Croatia
POPULATION 4,390,751
ROMAN CATHOLIC 87.83 percent
EASTERN ORTHODOX 4.42 percent
OTHER CHRISTIAN 0.58 percent
OTHER 1.4 percent
AGNOSTIC, UNDECLARED, NOT RELIGIOUS, OR UNKNOWN 5.77 percent
Country Overview
Introduction
The Republic of Croatia is a small country located on the Adriatic Sea in the southeast of Europe. It lost its independence as early as the twelfth century and at times has been a part of Hungary, Austria, and Yugoslavia. In addition, parts of contemporary Croatian territory were once under the control of the Republic of Venice, the Ottoman Empire, Napoleon's France, and Italy. In 1991 Croatia seceded from Yugoslavia to become an independent country.

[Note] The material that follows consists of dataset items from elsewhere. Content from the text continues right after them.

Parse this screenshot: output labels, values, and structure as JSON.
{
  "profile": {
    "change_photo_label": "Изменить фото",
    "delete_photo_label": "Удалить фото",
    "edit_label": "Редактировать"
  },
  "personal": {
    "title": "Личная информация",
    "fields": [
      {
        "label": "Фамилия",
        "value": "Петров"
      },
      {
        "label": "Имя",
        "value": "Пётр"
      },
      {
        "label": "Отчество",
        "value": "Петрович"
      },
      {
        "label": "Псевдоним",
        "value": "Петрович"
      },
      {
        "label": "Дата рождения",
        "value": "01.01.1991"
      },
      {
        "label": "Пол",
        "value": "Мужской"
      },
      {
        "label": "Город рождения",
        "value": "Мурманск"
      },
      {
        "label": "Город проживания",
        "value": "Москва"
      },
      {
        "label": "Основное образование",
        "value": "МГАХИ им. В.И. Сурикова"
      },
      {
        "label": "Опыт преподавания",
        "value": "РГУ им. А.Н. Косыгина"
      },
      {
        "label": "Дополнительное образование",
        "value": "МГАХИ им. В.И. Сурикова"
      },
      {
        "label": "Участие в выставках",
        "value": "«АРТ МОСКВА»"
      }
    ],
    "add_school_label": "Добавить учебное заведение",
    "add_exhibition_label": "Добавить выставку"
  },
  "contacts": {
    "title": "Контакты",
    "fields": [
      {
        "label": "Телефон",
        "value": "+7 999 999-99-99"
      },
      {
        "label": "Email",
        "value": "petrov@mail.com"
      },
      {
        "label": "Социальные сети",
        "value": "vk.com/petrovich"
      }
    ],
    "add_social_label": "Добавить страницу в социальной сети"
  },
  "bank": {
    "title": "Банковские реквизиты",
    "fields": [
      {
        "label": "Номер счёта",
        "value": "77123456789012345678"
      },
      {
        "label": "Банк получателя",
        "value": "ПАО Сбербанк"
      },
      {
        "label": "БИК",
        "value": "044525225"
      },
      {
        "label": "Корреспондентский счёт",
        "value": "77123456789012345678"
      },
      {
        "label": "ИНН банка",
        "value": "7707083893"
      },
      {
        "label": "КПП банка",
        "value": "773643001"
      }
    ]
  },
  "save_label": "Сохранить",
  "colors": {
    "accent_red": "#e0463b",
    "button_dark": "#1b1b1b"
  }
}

Along with language, religion has played a large part in the preservation of the national identity of Croatians. Roman Catholicism served to identify Croatians in the multinational Yugoslavia, in which Eastern Orthodoxy and Islam were also dominant religions. The fall of communism, the dissolution of Yugoslavia, and the independence of Croatia in the early 1990s strengthened the connection between national and religious identification.
Religious Tolerance
According to its constitution, Croatia is a secular country in which all religious communities are separate from the state, equal before the law, and free in their public action. The position and role of the Catholic Church have been regulated by four agreements that Croatia signed with the Vatican in 1996 and 1998.